Going above and beyond to exceed customers’ expectations is the standard at Care.Club. Driven by caregiver feedback, Care.Club serves their customers needs by delivering convenience, reliability and trust.

They pride themselves on having enough full-time support to rarely — if ever — miss a direct phone call from a customer or caregiver. Care.Club team members and customer agents send handwritten thank you notes to customers; they’re also given the freedom to make in-the-moment business decisions.

None of that would be possible had Padilla and Magolnick taken any other approach to building a team.

“A lot of these relationships and this level of care is only possible in hiring the right people — people who will naturally go out of their way to be kind and helpful,” Padilla notes. “We consciously give customer service care agents the power and ability to make a customer happy.”

Padilla’s coding experience plays a part in all that, too.

“I want our customer care team to use our website as the best way to train themselves and get the information they need to make important decisions with and for customers and caregivers,” she says.

Today, she is always looking for new technologies to edit, refine and enhance the software development side of Care.Club. She handles anything having to do with operational efficiency including (but not limited to) upgrading the email system or working with the marketing team.

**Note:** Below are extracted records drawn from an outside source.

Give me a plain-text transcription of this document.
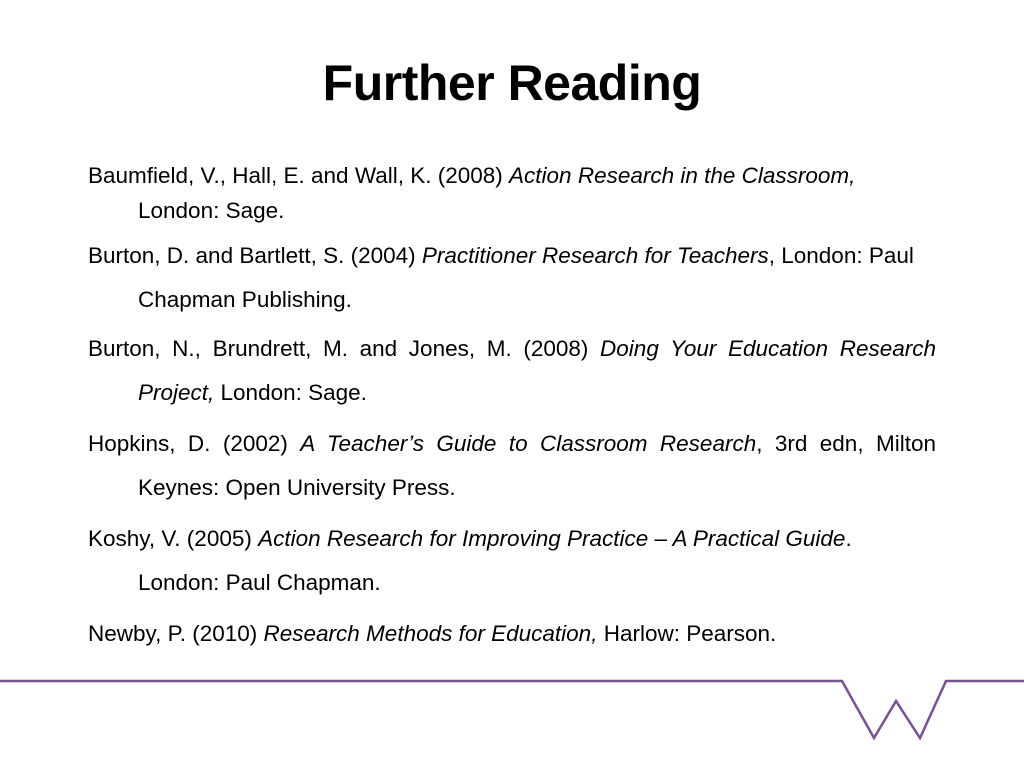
Further Reading

Baumfield, V., Hall, E. and Wall, K. (2008) Action Research in the Classroom, London: Sage.

Burton, D. and Bartlett, S. (2004) Practitioner Research for Teachers, London: Paul Chapman Publishing.

Burton, N., Brundrett, M. and Jones, M. (2008) Doing Your Education Research Project, London: Sage.

Hopkins, D. (2002) A Teacher’s Guide to Classroom Research, 3rd edn, Milton Keynes: Open University Press.

Koshy, V. (2005) Action Research for Improving Practice – A Practical Guide. London: Paul Chapman.

Newby, P. (2010) Research Methods for Education, Harlow: Pearson.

“I’m changing things every day because I want our process from pre-purchase to post-purchase to be an efficient and supportive experience for our customers and caregivers,” she shares.

As a result, both she and Magolnick spend many mornings personally answering phone calls from customers as a way to learn more about their customer base and understand their needs more fully.

It’s all working. The company has grown their monthly sales over 500 percent in 2018 — its second year in business. Really though, it’s about so much more.

“A lot of people call us and tell us how thankful they are,” Padilla says. “We have a customer who is a mother who takes care of her disabled daughter, and she’s tried a lot of similar services online, and she says we’ve been the only people who’ve been reliable and trustworthy; that means a lot.”

Care.Club’s success is proving something else that Padilla always knew about herself.

“I always had a drive to sell something, yes,” she admits. “But really, I was driven to make something better.”